Kotelevets SM. Role of artificial intelligence in screening and medical imaging of precancerous gastric diseases. World J Clin Oncol 2025; 16(9): 107993 [PMID: 41024848 DOI: 10.5306/wjco.v16.i9.107993]
Corresponding Author of This Article
Sergey M Kotelevets, MD, Professor, Department of Propaedeutics of Internal Medicine, North Caucasus State Academy, Stavropolskaya Street 36, Cherkessk 369000, Karachay-Cherkess Republic, Russia. smkotelevets@mail.ru
Research Domain of This Article
Gastroenterology & Hepatology
Article-Type of This Article
Minireviews
Open-Access Policy of This Article
This article is an open-access article which was selected by an in-house editor and fully peer-reviewed by external reviewers. It is distributed in accordance with the Creative Commons Attribution Non Commercial (CC BY-NC 4.0) license, which permits others to distribute, remix, adapt, build upon this work non-commercially, and license their derivative works on different terms, provided the original work is properly cited and the use is non-commercial. See: http://creativecommons.org/licenses/by-nc/4.0/
World J Clin Oncol. Sep 24, 2025; 16(9): 107993 Published online Sep 24, 2025. doi: 10.5306/wjco.v16.i9.107993
Role of artificial intelligence in screening and medical imaging of precancerous gastric diseases
Sergey M Kotelevets
Sergey M Kotelevets, Department of Propaedeutics of Internal Medicine, North Caucasus State Academy, Cherkessk 369000, Karachay-Cherkess Republic, Russia
Author contributions: Kotelevets SM contributed to this paper, designed the overall concept and outline of the manuscript, contributed to the design of the manuscript, contributed to the writing and editing the manuscript, illustrations, and review of literature.
Conflict-of-interest statement: The author reports no relevant conflicts of interest for this article.

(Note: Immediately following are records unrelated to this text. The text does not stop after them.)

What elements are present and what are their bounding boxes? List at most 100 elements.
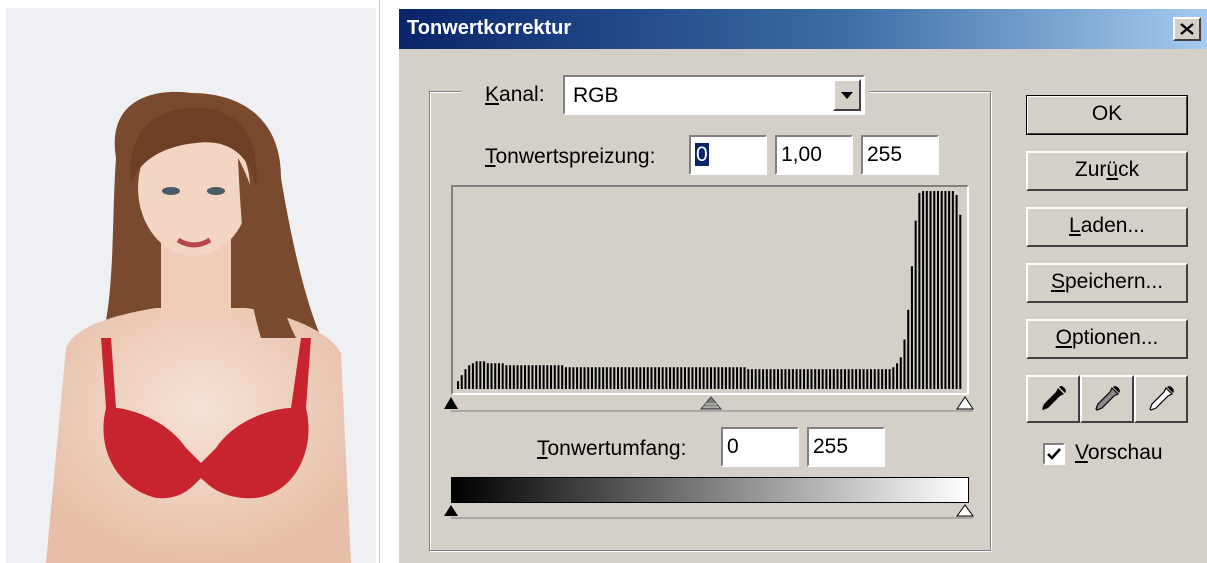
histogram-bar <box>724 367 727 389</box>
histogram-bar <box>840 369 843 389</box>
dialog-title: Tonwertkorrektur <box>407 17 572 39</box>
output-white-slider-handle[interactable] <box>956 504 974 517</box>
histogram-bar <box>955 194 958 389</box>
histogram-bar <box>602 367 605 389</box>
histogram-bar <box>657 367 660 389</box>
histogram-bar <box>505 365 508 389</box>
histogram-bar <box>546 365 549 389</box>
histogram-bar <box>717 367 720 389</box>
histogram-bar <box>535 365 538 389</box>
output-black-field[interactable]: 0 <box>721 427 799 467</box>
histogram-bar <box>572 367 575 389</box>
histogram-bar <box>910 266 913 389</box>
histogram-bar <box>780 369 783 389</box>
input-black-field[interactable]: 0 <box>689 135 767 175</box>
histogram-bar <box>687 367 690 389</box>
histogram-bar <box>613 367 616 389</box>
photo-preview <box>6 8 376 563</box>
histogram-bar <box>750 369 753 389</box>
histogram-bar <box>881 369 884 389</box>
title-bar[interactable]: Tonwertkorrektur <box>399 9 1207 49</box>
histogram-bar <box>643 367 646 389</box>
histogram-bar <box>888 369 891 389</box>
channel-select[interactable]: RGB <box>563 75 865 115</box>
histogram-bar <box>471 363 474 389</box>
output-black-slider-handle[interactable] <box>444 505 458 516</box>
channel-dropdown-button[interactable] <box>833 79 861 111</box>
reset-button[interactable]: Zurück <box>1026 151 1188 191</box>
load-button[interactable]: Laden... <box>1026 207 1188 247</box>
histogram-bar <box>639 367 642 389</box>
histogram-bar <box>877 369 880 389</box>
preview-checkbox[interactable] <box>1043 443 1065 465</box>
histogram-bar <box>732 367 735 389</box>
histogram-bar <box>509 365 512 389</box>
histogram-bar <box>855 369 858 389</box>
histogram-bar <box>825 369 828 389</box>
histogram-bar <box>836 369 839 389</box>
histogram-bar <box>665 367 668 389</box>
black-eyedropper-button[interactable] <box>1026 375 1080 423</box>
histogram-bar <box>501 363 504 389</box>
white-eyedropper-button[interactable] <box>1134 375 1188 423</box>
histogram-bar <box>765 369 768 389</box>
histogram-bar <box>803 369 806 389</box>
input-white-field[interactable]: 255 <box>861 135 939 175</box>
histogram-bar <box>710 367 713 389</box>
options-button[interactable]: Optionen... <box>1026 319 1188 359</box>
histogram-bar <box>583 367 586 389</box>
output-white-field[interactable]: 255 <box>807 427 885 467</box>
histogram-bar <box>925 191 928 389</box>
histogram-bar <box>843 369 846 389</box>
histogram-bar <box>691 367 694 389</box>
input-slider[interactable] <box>443 395 979 415</box>
histogram-bar <box>817 369 820 389</box>
histogram-bar <box>940 191 943 389</box>
histogram-bar <box>661 367 664 389</box>
histogram-bar <box>907 309 910 389</box>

Open Access: This article is an open-access article that was selected by an in-house editor and fully peer-reviewed by external reviewers. It is distributed in accordance with the Creative Commons Attribution NonCommercial (CC BY-NC 4.0) license, which permits others to distribute, remix, adapt, build upon this work non-commercially, and license their derivative works on different terms, provided the original work is properly cited and the use is non-commercial. See: https://creativecommons.org/Licenses/by-nc/4.0/
Corresponding author: Sergey M Kotelevets, MD, Professor, Department of Propaedeutics of Internal Medicine, North Caucasus State Academy, Stavropolskaya Street 36, Cherkessk 369000, Karachay-Cherkess Republic, Russia. smkotelevets@mail.ru
Received: April 2, 2025 Revised: May 22, 2025 Accepted: August 25, 2025 Published online: September 24, 2025 Processing time: 174 Days and 11.8 Hours
Abstract
Serological screening, endoscopic imaging, morphological visual verification of precancerous gastric diseases and changes in the gastric mucosa are the main stages of early detection, accurate diagnosis and preventive treatment of gastric precancer. Laboratory - serological, endoscopic and histological diagnostics are carried out by medical laboratory technicians, endoscopists, and histologists. Human factors have a very large share of subjectivity. Endoscopists and histologists are guided by the descriptive principle when formulating imaging conclusions. Diagnostic reports from doctors often result in contradictory and mutually exclusive conclusions. Erroneous results of diagnosticians and clinicians have fatal consequences, such as late diagnosis of gastric cancer and high mortality of patients. Effective population serological screening is only possible with the use of machine processing of laboratory test results. Currently, it is possible to replace subjective imprecise description of endoscopic and histological images by a diagnostician with objective, highly sensitive and highly specific visual recognition using convolutional neural networks with deep machine learning. There are many machine learning models to use. All machine learning models have predictive capabilities. Based on predictive models, it is necessary to identify the risk levels of gastric cancer in patients with a very high probability.
Core Tip: Prevention of gastric cancer compose of consistent measures to identify precancerous gastric diseases and changes in the gastric mucosa. The first stage is population serological screening for atrophic gastritis. The next stages are endoscopic and morphological visualization of precancerous changes of varying severity. Evaluation of the results of population serological screening is not possible without machine data processing. Accuracy of visualization of endoscopic (macroscopic) and histological (microscopic) images is not possible without the use of convolutional neural networks and deep machine learning. The development and implementation of artificial intelligence will significantly increase the effectiveness of preventive measures.